The charge in this case was not complex. It involved entering a private dwelling without permission of the owner with the intent to commit larceny. The defendant stated that he understood the charge and thereafter admitted that he drove his wife's car to a certain residence in Guilford with the intention of "robbing" it, that he and a companion entered the dwelling for the purpose of stealing the television set, that upon being surprised by a neighbor in the course of the burglary the two ran away leaving the television set in the driveway next to the car. The record further discloses that the defendant understood that by pleading guilty he waived his constitutional right to a jury trial, his right to confront his accusers and his privilege against self-incrimination and that he was entering his plea voluntarily after discussing the matter with his attorney. The defendant's attorney, upon inquiry, knew no legal reason why the guilty plea should not be accepted. The record sufficiently meets the requisite constitutional standards for the acceptance of guilty pleas. State v. Bugbee, supra. In addition to the information supplied by the specific responses, the court was entitled to presume that "defense counsel routinely explain the nature of the offense in sufficient detail to give the accused notice of what he is being asked to admit." Henderson v. Morgan, 426 U.S. 637, 647, 96 S.Ct. 2253, 49 L.Ed.2d 108 (1976); Blue v. Robinson, 173 Conn. 360, 375-76, 377 A.2d 1108 (1977). Except for those inquiries which are constitutionally mandated or are required by our rules, Practice Book, 1978, §§ 711-713, the court is not obliged to assume the role of the defendant's counselor.

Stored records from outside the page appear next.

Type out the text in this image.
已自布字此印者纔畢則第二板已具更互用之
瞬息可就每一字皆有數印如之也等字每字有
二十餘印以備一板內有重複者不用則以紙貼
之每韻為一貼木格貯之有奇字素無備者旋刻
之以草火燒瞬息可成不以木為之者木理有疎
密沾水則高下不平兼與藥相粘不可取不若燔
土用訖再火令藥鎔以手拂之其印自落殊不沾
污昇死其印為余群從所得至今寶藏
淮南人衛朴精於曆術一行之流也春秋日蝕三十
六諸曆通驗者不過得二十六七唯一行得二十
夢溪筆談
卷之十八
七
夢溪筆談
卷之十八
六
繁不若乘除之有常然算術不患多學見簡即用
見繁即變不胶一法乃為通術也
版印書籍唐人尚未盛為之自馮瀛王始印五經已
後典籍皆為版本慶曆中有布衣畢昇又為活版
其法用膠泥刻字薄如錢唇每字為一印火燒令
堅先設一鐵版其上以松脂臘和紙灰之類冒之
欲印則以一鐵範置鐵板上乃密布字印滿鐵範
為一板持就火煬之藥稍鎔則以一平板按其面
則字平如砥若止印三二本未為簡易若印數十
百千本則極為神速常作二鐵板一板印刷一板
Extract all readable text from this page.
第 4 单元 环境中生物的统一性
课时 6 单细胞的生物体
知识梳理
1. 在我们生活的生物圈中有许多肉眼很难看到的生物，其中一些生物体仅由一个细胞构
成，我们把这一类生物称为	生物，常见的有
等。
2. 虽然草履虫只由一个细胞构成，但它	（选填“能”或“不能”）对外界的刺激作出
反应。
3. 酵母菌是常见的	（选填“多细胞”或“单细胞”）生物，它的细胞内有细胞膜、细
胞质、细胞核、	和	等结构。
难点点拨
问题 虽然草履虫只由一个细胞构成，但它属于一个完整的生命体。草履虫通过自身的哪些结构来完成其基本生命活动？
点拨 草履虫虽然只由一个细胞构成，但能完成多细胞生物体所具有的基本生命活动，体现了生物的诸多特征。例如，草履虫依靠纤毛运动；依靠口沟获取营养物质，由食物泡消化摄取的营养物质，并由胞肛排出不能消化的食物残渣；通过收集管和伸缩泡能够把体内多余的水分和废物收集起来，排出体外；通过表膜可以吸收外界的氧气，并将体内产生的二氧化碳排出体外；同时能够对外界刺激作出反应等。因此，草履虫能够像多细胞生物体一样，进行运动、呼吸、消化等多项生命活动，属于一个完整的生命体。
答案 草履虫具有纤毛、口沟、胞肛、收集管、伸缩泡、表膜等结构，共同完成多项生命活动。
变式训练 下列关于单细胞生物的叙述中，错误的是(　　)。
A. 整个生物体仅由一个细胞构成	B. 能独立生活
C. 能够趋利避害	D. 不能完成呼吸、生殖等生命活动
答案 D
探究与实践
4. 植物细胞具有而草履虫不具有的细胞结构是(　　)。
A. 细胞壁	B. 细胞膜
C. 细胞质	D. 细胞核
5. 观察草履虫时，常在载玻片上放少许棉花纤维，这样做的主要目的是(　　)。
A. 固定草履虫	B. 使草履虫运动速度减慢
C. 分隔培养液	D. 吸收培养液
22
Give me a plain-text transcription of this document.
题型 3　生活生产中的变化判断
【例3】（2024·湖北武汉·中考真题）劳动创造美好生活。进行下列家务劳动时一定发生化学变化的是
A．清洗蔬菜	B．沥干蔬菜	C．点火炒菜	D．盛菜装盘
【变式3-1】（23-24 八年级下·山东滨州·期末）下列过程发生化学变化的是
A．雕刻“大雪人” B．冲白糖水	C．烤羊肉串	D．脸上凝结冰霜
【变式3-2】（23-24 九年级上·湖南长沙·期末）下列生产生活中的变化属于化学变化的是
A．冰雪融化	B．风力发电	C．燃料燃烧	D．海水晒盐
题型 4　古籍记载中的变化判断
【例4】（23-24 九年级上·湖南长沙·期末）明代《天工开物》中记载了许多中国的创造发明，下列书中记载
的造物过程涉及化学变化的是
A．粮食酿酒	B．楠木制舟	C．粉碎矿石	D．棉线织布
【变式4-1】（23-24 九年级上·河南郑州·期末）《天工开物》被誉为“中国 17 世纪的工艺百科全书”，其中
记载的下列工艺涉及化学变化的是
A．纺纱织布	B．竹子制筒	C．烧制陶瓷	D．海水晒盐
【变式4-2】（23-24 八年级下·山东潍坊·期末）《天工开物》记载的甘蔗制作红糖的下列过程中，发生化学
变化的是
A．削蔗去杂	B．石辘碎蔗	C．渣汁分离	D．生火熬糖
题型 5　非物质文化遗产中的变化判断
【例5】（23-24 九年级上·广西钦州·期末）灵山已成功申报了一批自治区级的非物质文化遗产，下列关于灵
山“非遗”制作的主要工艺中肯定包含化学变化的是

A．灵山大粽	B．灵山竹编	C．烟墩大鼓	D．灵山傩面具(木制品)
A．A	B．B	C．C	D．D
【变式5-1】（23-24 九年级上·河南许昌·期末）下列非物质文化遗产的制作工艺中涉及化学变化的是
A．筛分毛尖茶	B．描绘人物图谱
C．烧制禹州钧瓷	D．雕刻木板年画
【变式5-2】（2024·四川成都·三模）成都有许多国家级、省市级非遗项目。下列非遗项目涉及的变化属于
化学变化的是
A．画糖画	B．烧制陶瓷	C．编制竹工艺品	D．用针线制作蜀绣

The defendant next argues that the court erred in denying him an evidentiary hearing regarding his claim that he did not understand the plea proceedings because of difficulty with the English language and that he did not knowingly waive his constitutional rights because of ineffective assistance of counsel.


Because the entry of a guilty plea is in effect a conviction and the equivalent of a finding of guilty by a jury; Kercheval v. United States, 274 U.S. 220, 223, 47 S.Ct. 582, 583, 71 L.Ed. 1009 (1927); State v. Carta, 90 Conn. 79, 81, 96 A. 411 (1916); "it cannot be truly voluntary unless the defendant possesses an understanding of the law in relation to the facts." McCarthy v. United States, 394 U.S. 459, 466, 89 S.Ct. 1166, 1171, 22 L.Ed.2d 418 (1969). See Staton v. Warden, 175 Conn. 328, 331, 398 A.2d 1176 (1978). "Consequently, if a defendant's guilty plea is not equally voluntary and knowing, it has been obtained in violation of due process and is therefore void." McCarthy v. United States, supra. A motion to withdraw a guilty plea which is filed before the imposition of sentence and which raises an issue regarding the voluntariness of the plea strikes at the heart of due process.

Before a guilty plea is accepted a defendant may withdraw it as a matter of right. Practice Book, 1978, § 720. 2 After a guilty plea is accepted but before the imposition of sentence the court is obligated to permit withdrawal upon proof of one of the grounds in § 721. An evidentiary hearing is not required if the record of the plea proceeding and other information in the court file conclusively establishes that the motion is without merit. See Fontaine v. United States, 411 U.S. 213, 215, 93 S.Ct. 1461, 1462, 36 L.Ed.2d 169 (1973).

In considering whether to hold an evidentiary hearing on a motion to withdraw a guilty plea the court may disregard any allegations of fact, whether contained in the motion or made in an offer of proof, which are either conclusory, vague or oblique. For the purpose of determining whether to hold an evidentiary hearing, the court should ordinarily assume any specific allegations of fact to be true. If such allegations furnish a basis for withdrawal of the plea under § 721 3 and are not conclusively refuted by the record of the plea proceedings and other information contained in the court file, then an evidentiary hearing is required.